Artificial intelligence is not only changing medical practice, but also rapidly transforming medical education. In this paper the authors provide a comprehensive overview of how AI is reshaping the way health professionals are trained.
They review recent advancements in AI-driven educational tools, including adaptive learning platforms, intelligent tutoring systems, virtual patients, simulation environments, automated assessment, and generative AI applications that support clinical reasoning and personalized feedback.
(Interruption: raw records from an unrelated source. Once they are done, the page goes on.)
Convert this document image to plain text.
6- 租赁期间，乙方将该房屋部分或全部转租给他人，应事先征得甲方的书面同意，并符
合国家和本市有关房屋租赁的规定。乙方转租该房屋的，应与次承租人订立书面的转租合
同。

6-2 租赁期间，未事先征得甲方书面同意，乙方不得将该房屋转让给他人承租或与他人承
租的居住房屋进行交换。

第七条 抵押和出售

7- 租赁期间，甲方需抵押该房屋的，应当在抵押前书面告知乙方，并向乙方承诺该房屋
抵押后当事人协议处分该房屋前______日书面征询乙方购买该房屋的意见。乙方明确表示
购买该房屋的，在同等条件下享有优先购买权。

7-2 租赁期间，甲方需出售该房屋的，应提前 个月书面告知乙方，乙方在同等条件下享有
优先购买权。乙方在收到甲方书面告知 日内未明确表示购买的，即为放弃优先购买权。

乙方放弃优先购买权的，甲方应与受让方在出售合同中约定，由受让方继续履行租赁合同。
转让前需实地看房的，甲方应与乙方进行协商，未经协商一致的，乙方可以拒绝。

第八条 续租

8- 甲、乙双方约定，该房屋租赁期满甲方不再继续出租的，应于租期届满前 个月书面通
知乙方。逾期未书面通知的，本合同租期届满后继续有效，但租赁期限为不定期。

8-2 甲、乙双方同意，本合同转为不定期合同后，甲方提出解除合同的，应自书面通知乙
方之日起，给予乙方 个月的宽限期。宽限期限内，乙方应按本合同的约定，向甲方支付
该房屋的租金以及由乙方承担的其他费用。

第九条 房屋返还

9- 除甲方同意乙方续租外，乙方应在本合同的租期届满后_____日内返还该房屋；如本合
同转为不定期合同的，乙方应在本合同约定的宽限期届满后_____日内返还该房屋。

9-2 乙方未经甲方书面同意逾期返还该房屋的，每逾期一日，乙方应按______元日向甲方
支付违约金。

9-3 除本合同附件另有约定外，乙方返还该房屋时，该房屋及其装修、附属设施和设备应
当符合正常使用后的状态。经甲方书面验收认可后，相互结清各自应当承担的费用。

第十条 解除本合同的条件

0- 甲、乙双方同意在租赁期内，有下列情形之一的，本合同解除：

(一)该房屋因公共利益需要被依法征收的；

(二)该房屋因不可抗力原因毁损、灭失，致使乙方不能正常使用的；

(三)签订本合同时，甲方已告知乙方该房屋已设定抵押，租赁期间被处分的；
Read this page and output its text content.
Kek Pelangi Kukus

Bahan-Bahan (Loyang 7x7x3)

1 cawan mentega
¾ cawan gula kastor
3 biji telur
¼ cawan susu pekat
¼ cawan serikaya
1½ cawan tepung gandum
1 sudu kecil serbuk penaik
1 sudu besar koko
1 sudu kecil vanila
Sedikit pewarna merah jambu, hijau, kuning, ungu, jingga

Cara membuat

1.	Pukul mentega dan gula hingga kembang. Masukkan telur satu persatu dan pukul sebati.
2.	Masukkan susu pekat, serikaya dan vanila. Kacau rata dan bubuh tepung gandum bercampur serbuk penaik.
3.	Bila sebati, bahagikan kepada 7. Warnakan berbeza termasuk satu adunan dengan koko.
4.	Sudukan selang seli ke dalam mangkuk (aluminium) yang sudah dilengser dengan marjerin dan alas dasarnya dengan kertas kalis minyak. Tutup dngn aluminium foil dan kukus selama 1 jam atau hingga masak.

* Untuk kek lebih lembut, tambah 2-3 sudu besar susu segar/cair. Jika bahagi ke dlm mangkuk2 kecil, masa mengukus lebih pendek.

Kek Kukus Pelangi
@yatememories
The paper highlights how these technologies enable more individualized learning paths, continuous assessment of competencies, and scalable training solutions that can better adapt to different learning styles and levels of expertise.
Beyond the technical innovations, the authors discuss the broader implications for medical curricula and faculty roles. AI has the potential to shift education from time-based to competency-based models, improve access to high-quality training resources, and better prepare students for data-rich, AI-augmented clinical environments. At the same time, the paper emphasizes important challenges, including ethical considerations, data privacy, bias, transparency, and the need to train future clinicians not only to use AI tools but to critically evaluate them. Overall, this paper offers a balanced and forward-looking perspective on how AI can enhance medical education while underscoring the institutional, pedagogical, and regulatory changes required for its responsible adoption, making it a highly recommended read for educators, academic leaders, and health system planners.